Paper No. 4
Presentation Time: 8:45 AM


PERKINS, Dexter1, WIRTH, Karl R.2, MCCONNELL, David3, BYKERK-KAUFFMAN, Ann4, GILBERT, Lisa A.5, STEMPIEN, Jennifer A.6, MATHENEY, Ronald K.1, BUDD, David A.6, VAN DER HOEVEN KRAFT, Katrien J.7 and PUTKONEN, Jaakko8, (1)Harold Hamm School of Geology and Geological Engineering, University of North Dakota, MS 8358, Grand Forks, ND 58202-8358, (2)Geology Department, Macalester College, Saint Paul, MN 55105, (3)Marine, Earth and Atmospheric Sciences, North Carolina State University, Raleigh, NC 27695, (4)Geological and Environmental Sciences, California State Univ, Chico, 400 W. 1st St, Chico, CA 95929-0205, (5)Williams-Mystic and Geosciences, Williams College, 75 Greenmanville Ave, Mystic, CT 06355, (6)Department of Geological Sciences, University of Colorado at Boulder, 2200 Colorado Ave, Boulder, CO 80309, (7)Physical Sciences, Whatcom Community College, 237 W. Kellogg Road, Bellingham, WA 98226, (8)Harold Hamm School of Geology and Geological Engineering, University of North Dakota, 81 Cornell St, Grand Forks, ND 58202,

In 1990, Sheila Tobias published They’re Not Dumb, They’re Different. The subtitle was Stalking the Second Tier. Tobias observed that many students (first tier) will succeed no matter how we teach, but many others will only succeed if we adjust our approach to teaching. This second group, the second tier, is a student population that could be a key part of our futures. Unless we adjust and teach for them, we do not meet our obligations as teachers, we lose potentially excellent students, our programs do not thrive as they might, and we don't produce necessary professionals for the geoscience workforce.
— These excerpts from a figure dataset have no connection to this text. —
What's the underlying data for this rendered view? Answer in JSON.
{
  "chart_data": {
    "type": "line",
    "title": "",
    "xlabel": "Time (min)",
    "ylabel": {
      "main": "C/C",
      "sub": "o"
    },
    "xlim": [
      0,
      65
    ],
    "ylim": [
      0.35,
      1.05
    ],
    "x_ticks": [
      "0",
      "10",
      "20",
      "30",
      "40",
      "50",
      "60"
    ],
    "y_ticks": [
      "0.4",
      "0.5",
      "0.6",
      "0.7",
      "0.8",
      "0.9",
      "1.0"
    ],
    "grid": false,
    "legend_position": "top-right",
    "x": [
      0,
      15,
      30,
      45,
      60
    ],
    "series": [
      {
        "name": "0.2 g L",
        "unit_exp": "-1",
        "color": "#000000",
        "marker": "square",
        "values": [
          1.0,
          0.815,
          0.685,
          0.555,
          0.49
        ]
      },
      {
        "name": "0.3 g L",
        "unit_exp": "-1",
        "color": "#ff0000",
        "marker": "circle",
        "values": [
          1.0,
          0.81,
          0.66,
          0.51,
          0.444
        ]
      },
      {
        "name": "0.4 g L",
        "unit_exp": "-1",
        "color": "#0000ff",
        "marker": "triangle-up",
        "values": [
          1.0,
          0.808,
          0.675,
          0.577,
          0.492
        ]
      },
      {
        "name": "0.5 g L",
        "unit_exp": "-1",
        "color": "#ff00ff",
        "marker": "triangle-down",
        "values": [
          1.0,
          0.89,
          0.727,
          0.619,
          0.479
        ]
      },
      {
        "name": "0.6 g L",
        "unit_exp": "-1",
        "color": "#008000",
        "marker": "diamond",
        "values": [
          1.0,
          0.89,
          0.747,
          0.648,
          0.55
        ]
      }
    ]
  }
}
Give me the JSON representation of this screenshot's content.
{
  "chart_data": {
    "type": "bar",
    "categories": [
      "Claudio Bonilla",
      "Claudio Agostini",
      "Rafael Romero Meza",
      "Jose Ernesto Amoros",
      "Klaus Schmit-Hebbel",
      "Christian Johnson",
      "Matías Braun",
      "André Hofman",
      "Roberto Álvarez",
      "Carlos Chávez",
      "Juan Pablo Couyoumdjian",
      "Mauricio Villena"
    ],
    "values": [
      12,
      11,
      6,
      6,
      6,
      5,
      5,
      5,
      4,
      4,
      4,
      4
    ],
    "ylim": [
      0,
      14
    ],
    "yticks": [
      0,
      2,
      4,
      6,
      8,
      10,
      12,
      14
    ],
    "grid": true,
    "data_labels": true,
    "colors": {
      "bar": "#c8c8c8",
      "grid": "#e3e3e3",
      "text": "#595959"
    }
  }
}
We studied 4064 students taking intro geology at 14 schools (community colleges, small liberal arts colleges, and large MS and PhD granting colleges and universities). Although talking about good and bad teaching is common, our data show that instructor characteristics only directly account for <10% of student learning. Student characteristics, both cognitive and affective (especially motivation), are much more significant. The importance of motivation is greatest for second tier students. We used SAT/ACT scores as proxies to divide students into tiers of cognitive ability and found that motivated second tier students perform as well as first tier students. SAT/ACT scores predict 20% of the variance in student grades, student expectancy predicts 5%, and student value another 2%.

Instructors have only limited impact on student cognitive skills, but have potentially huge impacts on student motivation. Indirectly, we can improve student learning and retention by improving student motivation. Most importantly, we must help students: 1) value what they are learning, 2) have confidence in their abilities to do well, and 3) develop self-reflection and other metacognitive skills. Traditional classrooms do not promote these desirable characteristics, but innovative, student-centered classrooms do. Average students in intro geology classes lose motivation during a semester. First tier students lose less than second tier students, no matter what the teaching approach. The difference is stark in instructor-centered classrooms but significantly less in student centered classrooms. The impacts of student-centered instruction multiply -- for maximum effect, students must encounter reformed teaching in multiple classrooms.